Pastoring & Leadership

Body Language: Racism According to Ta-nehisi Coates

Duke Kwon

Ta-Nehisi Coates insists on talking about bodies. Black bodies. It is one of the distinct rhetorical features of his newest book, Between the World and Me, the headline-grabbing, mini-treatise on race and racism in America.

Writing in the form of a letter to his son, Coates offers insightful commentary on a number of dimensions of race: fear as endemic to black life in America; race and class as overlapping but not equivalent categories; “whiteness” as social status indicator rather than ethnic identity per se; and the “American Dream” as having been built on the backs of African slaves and their descendants with near-religious zeal, to name a few.

The substance of these themes is worthy of rigorous examination. And so is the manner in which Coates, the gifted wordsmith, has chosen to communicate.

Racism is a violation of “the black body.” Conversations about racism entail questions about “the condition of my body.” Racialized exercises of power involve “the authority to destroy your body.” The dominant question of his life, and by suggestion all black lives, is, “How do I live free in this black body?”

Children growing up under the heavy hand of racial oppression have an unarticulated but persistent “fear for their bodies.” The fight for racial justice is the fight “to secure and govern our own bodies.” The word appears around eighteen times in the first eight pages alone.
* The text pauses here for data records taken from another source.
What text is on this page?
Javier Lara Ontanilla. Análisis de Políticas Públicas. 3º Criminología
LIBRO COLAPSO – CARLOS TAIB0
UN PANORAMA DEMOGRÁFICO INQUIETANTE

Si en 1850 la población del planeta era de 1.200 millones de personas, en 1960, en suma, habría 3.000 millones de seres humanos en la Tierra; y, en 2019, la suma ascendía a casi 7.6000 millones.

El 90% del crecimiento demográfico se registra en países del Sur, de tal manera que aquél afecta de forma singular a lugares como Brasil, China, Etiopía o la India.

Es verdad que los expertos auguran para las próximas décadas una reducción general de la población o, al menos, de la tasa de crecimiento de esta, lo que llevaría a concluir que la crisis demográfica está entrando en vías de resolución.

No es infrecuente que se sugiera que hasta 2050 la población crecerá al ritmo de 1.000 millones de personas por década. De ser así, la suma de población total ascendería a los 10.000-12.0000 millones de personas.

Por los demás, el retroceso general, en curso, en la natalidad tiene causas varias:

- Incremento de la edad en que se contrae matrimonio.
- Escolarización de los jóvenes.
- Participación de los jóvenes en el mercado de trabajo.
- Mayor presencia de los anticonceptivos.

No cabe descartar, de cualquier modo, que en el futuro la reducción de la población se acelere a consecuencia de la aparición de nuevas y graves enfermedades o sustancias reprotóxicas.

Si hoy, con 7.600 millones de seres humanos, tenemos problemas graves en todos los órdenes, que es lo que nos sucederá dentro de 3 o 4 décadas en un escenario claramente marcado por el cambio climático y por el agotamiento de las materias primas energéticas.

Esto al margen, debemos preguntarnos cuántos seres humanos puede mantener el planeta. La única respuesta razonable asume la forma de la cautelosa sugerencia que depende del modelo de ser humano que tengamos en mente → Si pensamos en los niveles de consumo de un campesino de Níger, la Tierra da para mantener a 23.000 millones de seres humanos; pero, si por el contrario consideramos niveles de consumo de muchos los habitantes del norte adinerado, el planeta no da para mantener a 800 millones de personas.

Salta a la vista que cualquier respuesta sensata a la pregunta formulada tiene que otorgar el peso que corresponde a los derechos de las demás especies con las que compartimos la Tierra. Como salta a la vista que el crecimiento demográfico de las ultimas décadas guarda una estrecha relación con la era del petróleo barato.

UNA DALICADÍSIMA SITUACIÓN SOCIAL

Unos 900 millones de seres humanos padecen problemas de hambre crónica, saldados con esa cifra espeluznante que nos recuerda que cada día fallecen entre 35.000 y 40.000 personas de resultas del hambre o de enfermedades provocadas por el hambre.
Far from being an incidental literary quirk, this relentless focus on the corporeality of racism frames Coates’ entire narrative of racial injustice in America.

The use of the language of black “bodies” is striking and immensely helpful. It also finds critical resonance with Christian theology. Here are two ways.

Racism as Violence

First, racism is violence. Describing racism as an intrusive force applied to “black bodies” vividly reminds us that this is so. As Neil Plantinga has articulated helpfully, all sin (including the sin of racism) is a “rupture” of relationships both divine and human; sin is the “vandalism” of shalom. Indeed.

What are racial slurs? Verbal aggravated assault on the Imago Dei. What is implicit bias? The subconscious disfigurement of the “other.” Racism — whether in interpersonal or institutional form, whether instigated by the oppressor or internalized by the oppressed — violently shreds the human soul, beheads the Church, dismembers Christ’s body. Mercy.

If racism is violence, perhaps this is why the Apostle Paul employs such raw — dare we say, violent — terms in Ephesians 2: “by blood,” “broken down in his flesh,” “the cross,” “dividing wall of hostility.” To achieve reconciliation, the violence of redemption mirrored the violence of division. The carnality of the cross (“his flesh”!) served as divine counterpoint to the corporeality of racial hostility (a “wall”!). Here is one critical lesson of the cross of Christ: Racism is always bloody.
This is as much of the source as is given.